自販機文明に黄信号
毎日新聞No.297 【平成21年10月2日発行】
わが国は世界一の自販機文明国である。現在、全国に設置されている自販機は427万台。うち、清涼飲料を販売する自販機に限ってみても227万台が稼動している。これを、人口比で見るとなんと56人に1台の割合である。ちなみに、アメリカでは783万台、人口比では72人に1台の割合である。
最近ある経済誌に「清涼飲料メーカーの自販機販売が急減、『稼ぎ頭の自販機が不振・飲料メーカーに逆風』」という記事を見つけた。量販店に比べ価格を高く設定できる自販機での販売は、清涼飲料メーカーにとって稼ぎ頭である。
しかし、なぜ、自販機販売が落ち込んできたのだろうか。長期化する不況がこんなところにまで影響しているのだろうか。それとも、消費者の生活スタイルに何か変化が現れたのだろうか。

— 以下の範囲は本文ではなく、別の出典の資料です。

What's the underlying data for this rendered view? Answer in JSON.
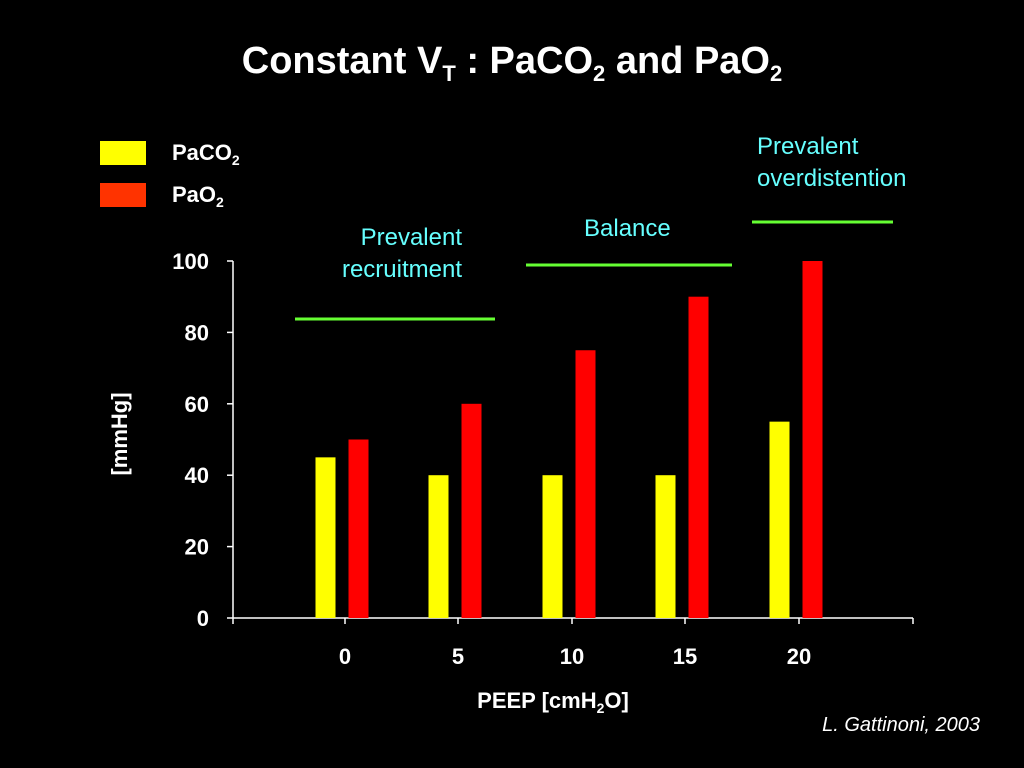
{
  "title": {
    "pre": "Constant V",
    "sub1": "T",
    "mid": " : PaCO",
    "sub2": "2",
    "mid2": " and PaO",
    "sub3": "2"
  },
  "legend": [
    {
      "pre": "PaCO",
      "sub": "2",
      "color": "#ffff00"
    },
    {
      "pre": "PaO",
      "sub": "2",
      "color": "#ff3300"
    }
  ],
  "annotations": {
    "recruitment": {
      "line1": "Prevalent",
      "line2": "recruitment"
    },
    "balance": "Balance",
    "overdistention": {
      "line1": "Prevalent",
      "line2": "overdistention"
    },
    "text_color": "#66ffff",
    "line_color": "#66ff33"
  },
  "yaxis_label": "[mmHg]",
  "xaxis_label": {
    "pre": "PEEP [cmH",
    "sub": "2",
    "post": "O]"
  },
  "credit": "L. Gattinoni, 2003",
  "chart_data": {
    "type": "bar",
    "categories": [
      "0",
      "5",
      "10",
      "15",
      "20"
    ],
    "series": [
      {
        "name": "PaCO2",
        "values": [
          45,
          40,
          40,
          40,
          55
        ],
        "color": "#ffff00"
      },
      {
        "name": "PaO2",
        "values": [
          50,
          60,
          75,
          90,
          100
        ],
        "color": "#ff0000"
      }
    ],
    "yticks": [
      "0",
      "20",
      "40",
      "60",
      "80",
      "100"
    ],
    "ylim": [
      0,
      100
    ],
    "ylabel": "[mmHg]",
    "xlabel": "PEEP [cmH2O]",
    "grid": false,
    "legend_position": "top-left"
  }
}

自動販売機は、昼も夜も電気をつけっぱなしである。また、一年中温めたり、冷やしたりしている。一体、自販機はどれくらい電気エネルギーを食っているのだろうか。日本自動販売機工業会の発表によると、自販機本体の年間総消費電力量は66億㌔㍗時で、これは、600㍗のドライヤーを全国民が毎日10分間使用した消費量に相当するそうであり、国内の年間総発電量1兆1579億㌔㍗時の0.6%にあたる。
また、ある資料によると、自販機で使われているアルミ缶1個を生産するのに必要な電気は550㍗時で、60㍗の電球を10時間つけっぱなしにした量と同じだそうである。アルミ缶は1年間に350億個ぐらい使われているので、それを生産するための電力量は192億㌔㍗時、これは原発1基分(現在稼動している原発は約55基)に相当するそうである。
これがすべて自販機で売られているわけではないが、しかし、このような消費スタイルがいつまで続けられるだろうか。自販機販売へのブレーキは、賢明な消費者が地球環境や自分の身の回りを考えて資源の浪費を最小限に食い止めようとする表れかもしれない。新しい生活スタイルを求めて日本の消費者のすばらしい選択が始まったと見るべきではないか。